The shakes moved up Sasha’s neck, into his jaw. He swallowed, and it was hard to form words. “There are…a lot of things I would like to ask you. But I know you don’t like me very much.”

“Don’t take it personally. I don’t like anyone.”

“Except your mate.”

Sasha said it innocently – he still grappled with a strange joy because there were mated wolves in the world – but Fulk growled all the same.

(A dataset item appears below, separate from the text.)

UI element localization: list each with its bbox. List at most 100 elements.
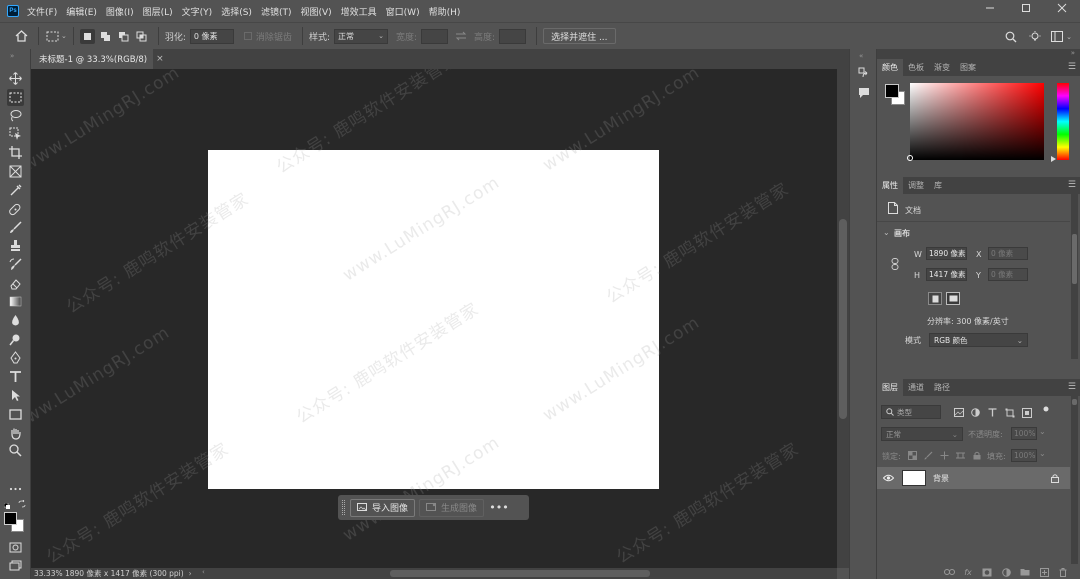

“I’m not challenging you,” Sasha said. “I don’t want to be your rival.” Soft, the shaking getting worse: “I’m glad for you.”

Fulk gave a lupine snort and tipped his head back, gaze narrow, blue, uncompromising. Grudgingly: “What would you ask?”

He really was feeling terrible, but hope flared to life inside him, a strength all its own. The questions came tumbling out like a flood. “When were you turned? Did you really turn Annabel yourself? Who was your vampire? How did you get here? How…” He exhaled with an unsteady laugh. “I’m sorry. I’ve never met another wolf before.”

“I can see that,” Fulk said mildly. He studied Sasha a moment. “I’m sorry.”

Sasha blinked. “What? Why?”

“I sold the book to Philippe.”

Sasha absorbed that information. Parsed it out. “Oh.”